Pressure mounted on the chief executive of Westpac Banking Corp on Thursday over the handling of Australia’s biggest money laundering scandal, with the prime minister calling on bank’s board to review his position.
Australian regulator AUSTRAC is suing the country’s No.2 bank for 23 million breaches of anti-money laundering laws including a failure to monitor and report payments between known child exploiters.
“These are some very disturbing, very disturbing transactions involving despicable behaviour,” Prime Minister Scott Morrison told Australian Broadcasting Corp on Thursday.
Westpac’s board “need to determine themselves” whether CEO Brian Hartzer should resign, he added.
“They should be taking this very seriously, reflecting on it very deeply and taking the appropriate decisions for the protection of people’s interests in Australia – their safety,” Morrison said.

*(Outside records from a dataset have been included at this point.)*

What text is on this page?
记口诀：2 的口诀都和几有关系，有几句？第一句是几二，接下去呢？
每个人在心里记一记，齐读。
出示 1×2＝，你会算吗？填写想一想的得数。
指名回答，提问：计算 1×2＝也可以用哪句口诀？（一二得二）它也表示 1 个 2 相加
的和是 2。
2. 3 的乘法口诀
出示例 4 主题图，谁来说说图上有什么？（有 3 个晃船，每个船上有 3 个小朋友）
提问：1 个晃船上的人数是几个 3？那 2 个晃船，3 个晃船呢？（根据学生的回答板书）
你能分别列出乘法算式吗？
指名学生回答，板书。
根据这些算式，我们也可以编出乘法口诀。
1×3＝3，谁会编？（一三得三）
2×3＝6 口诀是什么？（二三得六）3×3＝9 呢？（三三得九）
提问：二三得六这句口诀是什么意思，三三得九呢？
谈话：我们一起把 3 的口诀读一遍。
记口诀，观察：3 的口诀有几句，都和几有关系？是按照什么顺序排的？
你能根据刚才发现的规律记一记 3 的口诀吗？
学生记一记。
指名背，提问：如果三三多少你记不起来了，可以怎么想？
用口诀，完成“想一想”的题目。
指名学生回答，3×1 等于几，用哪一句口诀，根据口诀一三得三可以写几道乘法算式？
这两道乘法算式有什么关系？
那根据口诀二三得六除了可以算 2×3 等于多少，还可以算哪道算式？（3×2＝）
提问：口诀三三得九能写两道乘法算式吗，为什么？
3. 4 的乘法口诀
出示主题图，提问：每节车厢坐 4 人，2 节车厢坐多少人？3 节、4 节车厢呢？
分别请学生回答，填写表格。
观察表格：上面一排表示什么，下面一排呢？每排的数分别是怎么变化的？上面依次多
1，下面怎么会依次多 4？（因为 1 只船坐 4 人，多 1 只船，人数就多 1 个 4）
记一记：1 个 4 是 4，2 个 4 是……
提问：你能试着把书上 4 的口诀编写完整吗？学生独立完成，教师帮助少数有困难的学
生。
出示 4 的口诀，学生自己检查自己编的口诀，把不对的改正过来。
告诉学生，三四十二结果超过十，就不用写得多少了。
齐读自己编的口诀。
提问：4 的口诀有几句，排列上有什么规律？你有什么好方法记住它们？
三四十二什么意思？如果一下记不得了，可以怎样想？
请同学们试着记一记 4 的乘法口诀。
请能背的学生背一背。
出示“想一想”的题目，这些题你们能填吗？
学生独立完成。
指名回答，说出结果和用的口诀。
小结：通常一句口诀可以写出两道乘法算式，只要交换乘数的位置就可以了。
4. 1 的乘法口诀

The prime minister’s voice added weight to a chorus of financial market participants demanding the Westpac board do more to contain a crisis at the top of one of the country’s largest companies ahead of a Dec. 12 shareholder meeting.
If owners of more than a quarter of the company’s shares vote against its executive pay plans at the meeting, it will be the second year in a row.
Under Australia’s “two strike” law, if investors vote down executive pay two years running, they can call for the entire board to be removed.
“We will vote against the directors,” said Dan Gocher, a director of shareholder activist the Australasian Centre for Corporate Responsibility, which holds Westpac shares. Financial advisers were being “inundated with clients who are considering (exiting Westpac) unless there’s a substantial change”, he added.
Australia’s big banks have been scrambling to rebuild community trust since a public inquiry in February found limited regulatory oversight had allowed the sector to engage in rampant profiteering.
The Australian Council of Superannuation Investors (ACSI) said the allegations from AUSTRAC were “incredibly concerning (and) doing nothing to rebuild public trust”.
“Investors take these matters seriously and will be engaging with the board ahead of the AGM,” said ACSI CEO Louise Davidson.
A Westpac representative did not respond to a request for comment.
Hartzer said the previous day he accepted most of the regulator’s assertions but “at a senior executive level, for the board, for me personally, in no way have we been indifferent on this”.
He said he had been “disgusted and appalled” by the allegations and vowed to “get to the bottom of why this was able to persist”.
Westpac had self-reported the breaches to the regulator and had since shut down the service at the centre of the complaint which let customers and affiliate overseas banks process payments from Australia, he said.
SHARE LOSSES MOUNT
The scandal comes a year and a half since larger Commonwealth Bank of Australia paid a record A$700 million penalty for similar breaches.
CBA brought forward its CEO’s retirement in light of its AUSTRAC lawsuit, with his successor leading a broader overhaul of the company’s executive level.
Westpac shares were down about 2% by the afternoon, taking the total losses to about A$5 billion of market capitalisation in the two days since the lawsuit was announced. The broader market was down 0.8%.
“We see a reduced capacity for WBC to manage its cost base and now expect costs to continue to rise in the medium term,” said Macquarie Group analysts in a note which forecast a fine of A$700 million for Westpac.
Investor lobby group The Australian Shareholders’ Association said in a statement it was “horrified” by the alleged reporting breaches and wanted to know the board’s response “as a matter of urgency”.